エジプトでの公民館づくりに向けて、エジプトと那覇市の繁多川公民館をつなぐ企画が始まっている。1月には繁多川公民館とエジプトのカイロをネットで結ぶ「グローバル公民館」を開催。9月には、繁多川公民館館長で、NPO法人1万人井戸端会議代表理事の南信乃介さんがエジプトを視察した。民主化したばかりで住民自治が不十分なエジプトと、地域とのつながりが希薄化している日本。エジプトでの地域拠点づくりや互いの課題解決のためにも、世界とつながる公民館に期待が高まっている。
繁多川公民館とエジプトをつないだのはエジプト在住のモハメッド・アブデルミギードさん(通称・ギドさん)と、沖縄出身の美幸さん夫妻だ。
ギドさんは、2004年に世界青年の船に参加して各国の教育の違いを実感し、「教育こそが国の発展につながる」との思いを抱いた。帰国後に日本の公民館に注目し「エジプトの環境に合う公民館をつくりたい」と熱望してきた。2011年から15年まで沖縄で暮らした際、繁多川公民館の講座で実践的に公民館の役割を学んだ。
しかし、民主化後のエジプトでは市民運動や住民同士の集まりに、政府による厳しい監視の目が向けられている。

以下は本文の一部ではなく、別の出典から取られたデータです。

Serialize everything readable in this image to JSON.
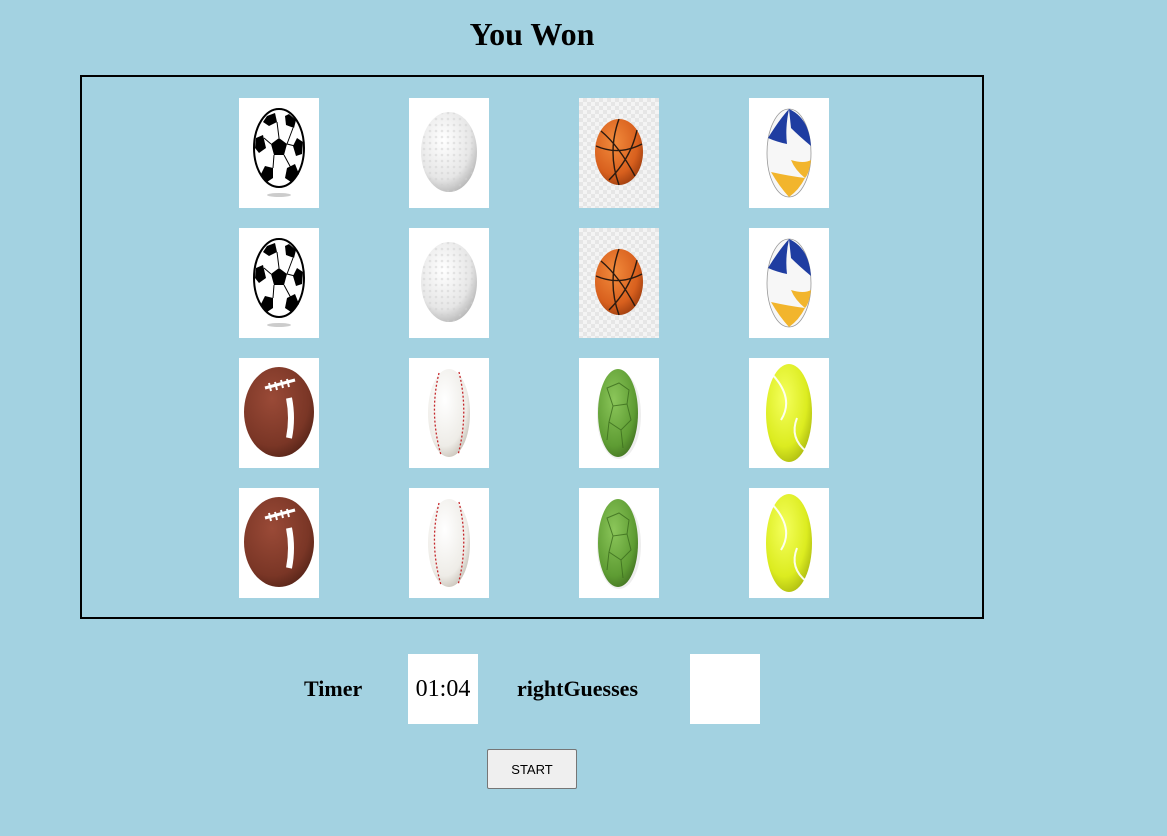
{
  "game": {
    "status": "You Won",
    "timer_label": "Timer",
    "timer_value": "01:04",
    "right_guesses_label": "rightGuesses",
    "right_guesses_value": "",
    "start_label": "START"
  },
  "board": {
    "rows": 4,
    "columns": 4,
    "cards": [
      "soccer-ball",
      "golf-ball",
      "basketball",
      "volleyball",
      "soccer-ball",
      "golf-ball",
      "basketball",
      "volleyball",
      "american-football",
      "baseball",
      "handball",
      "tennis-ball",
      "american-football",
      "baseball",
      "handball",
      "tennis-ball"
    ]
  },
  "colors": {
    "page_background": "#a3d2e1",
    "board_border": "#000000",
    "card_background": "#ffffff"
  }
}
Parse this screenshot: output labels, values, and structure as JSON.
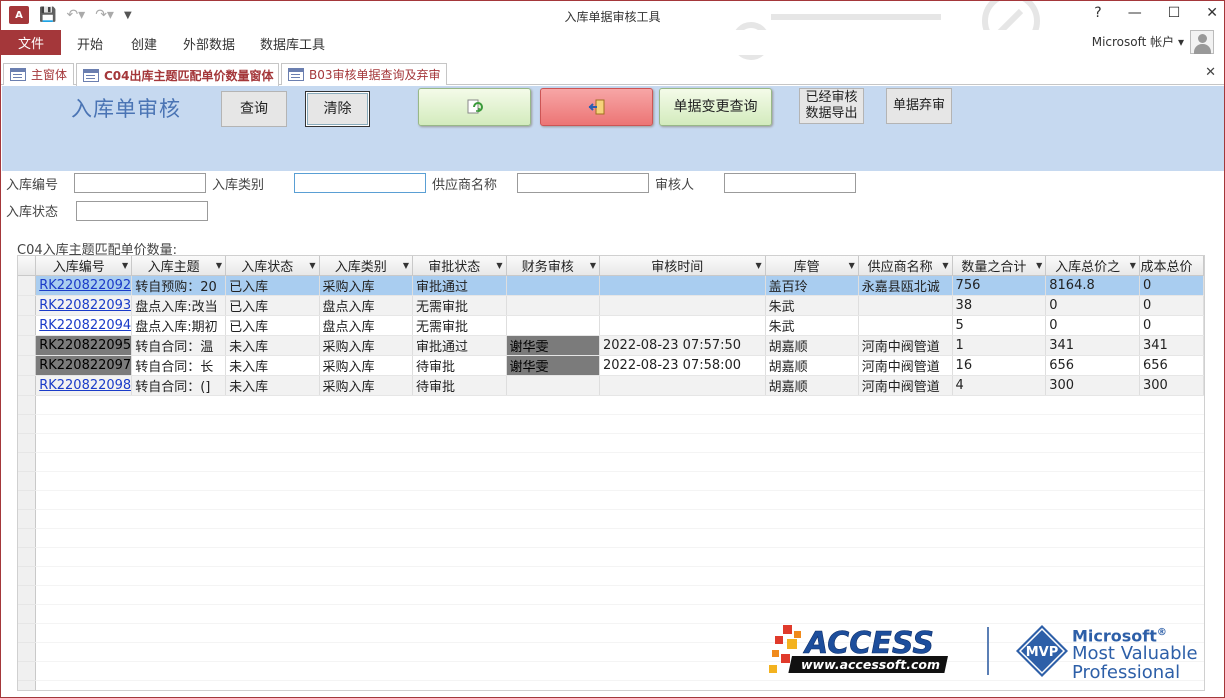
{
  "window": {
    "title": "入库单据审核工具",
    "help": "?"
  },
  "ribbon": {
    "file": "文件",
    "tabs": [
      "开始",
      "创建",
      "外部数据",
      "数据库工具"
    ],
    "account": "Microsoft 帐户"
  },
  "doc_tabs": [
    "主窗体",
    "C04出库主题匹配单价数量窗体",
    "B03审核单据查询及弃审"
  ],
  "header": {
    "title": "入库单审核",
    "query_button": "查询",
    "clear_button": "清除",
    "change_query_button": "单据变更查询",
    "export_button": "已经审核数据导出",
    "abandon_button": "单据弃审"
  },
  "filters": {
    "receipt_no_label": "入库编号",
    "receipt_type_label": "入库类别",
    "supplier_label": "供应商名称",
    "auditor_label": "审核人",
    "status_label": "入库状态"
  },
  "grid": {
    "caption": "C04入库主题匹配单价数量:",
    "columns": [
      "入库编号",
      "入库主题",
      "入库状态",
      "入库类别",
      "审批状态",
      "财务审核",
      "审核时间",
      "库管",
      "供应商名称",
      "数量之合计",
      "入库总价之",
      "成本总价"
    ],
    "rows": [
      [
        "RK220822092",
        "转自预购：20",
        "已入库",
        "采购入库",
        "审批通过",
        "",
        "",
        "盖百玲",
        "永嘉县瓯北诚",
        "756",
        "8164.8",
        "0"
      ],
      [
        "RK220822093",
        "盘点入库:改当",
        "已入库",
        "盘点入库",
        "无需审批",
        "",
        "",
        "朱武",
        "",
        "38",
        "0",
        "0"
      ],
      [
        "RK220822094",
        "盘点入库:期初",
        "已入库",
        "盘点入库",
        "无需审批",
        "",
        "",
        "朱武",
        "",
        "5",
        "0",
        "0"
      ],
      [
        "RK220822095",
        "转自合同：温",
        "未入库",
        "采购入库",
        "审批通过",
        "谢华雯",
        "2022-08-23 07:57:50",
        "胡嘉顺",
        "河南中阀管道",
        "1",
        "341",
        "341"
      ],
      [
        "RK220822097",
        "转自合同：长",
        "未入库",
        "采购入库",
        "待审批",
        "谢华雯",
        "2022-08-23 07:58:00",
        "胡嘉顺",
        "河南中阀管道",
        "16",
        "656",
        "656"
      ],
      [
        "RK220822098",
        "转自合同：(]",
        "未入库",
        "采购入库",
        "待审批",
        "",
        "",
        "胡嘉顺",
        "河南中阀管道",
        "4",
        "300",
        "300"
      ]
    ]
  },
  "logos": {
    "access_word": "ACCESS",
    "access_url": "www.accessoft.com",
    "mvp_badge": "MVP",
    "mvp_company": "Microsoft",
    "mvp_line1": "Most Valuable",
    "mvp_line2": "Professional"
  },
  "colors": {
    "accent": "#a4373a",
    "header_band": "#c6d9f0",
    "selected_row": "#a9cdf0",
    "link": "#1a3bc8"
  }
}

日本のような地域拠点がある公民館はまだ難しいため、決まった拠点を持たずに企画ごとにネットで世界とつながる「グローバル公民館」が、公民館づくりの第一歩となった。
1月、グローバル公民館初の講座がエジプトのカイロ市内の民間施設と繁多川公民館で行われた。ネット中継で結び、互いの教育や文化について全4回の講座を開催。9月には国際交流基金の事業として、南さんと民間で拠点づくりを展開するタウンキッチン執行役員の西山佳孝さんらがギドさんの案内でエジプトの大学や民間拠点を訪れ、意見を交わした。
10月29日の報告会で登壇した美幸さんは「国を超えて一人の人として集まり学べることが大事」と話した。南さんは「自分の価値が上がったと実感できる場がエジプトでは求められている」と報告。「エジプトの役に立つ公民館は日本の公民館の最先端とも言える。日本の公民館を見直す契機にしたい」と話した。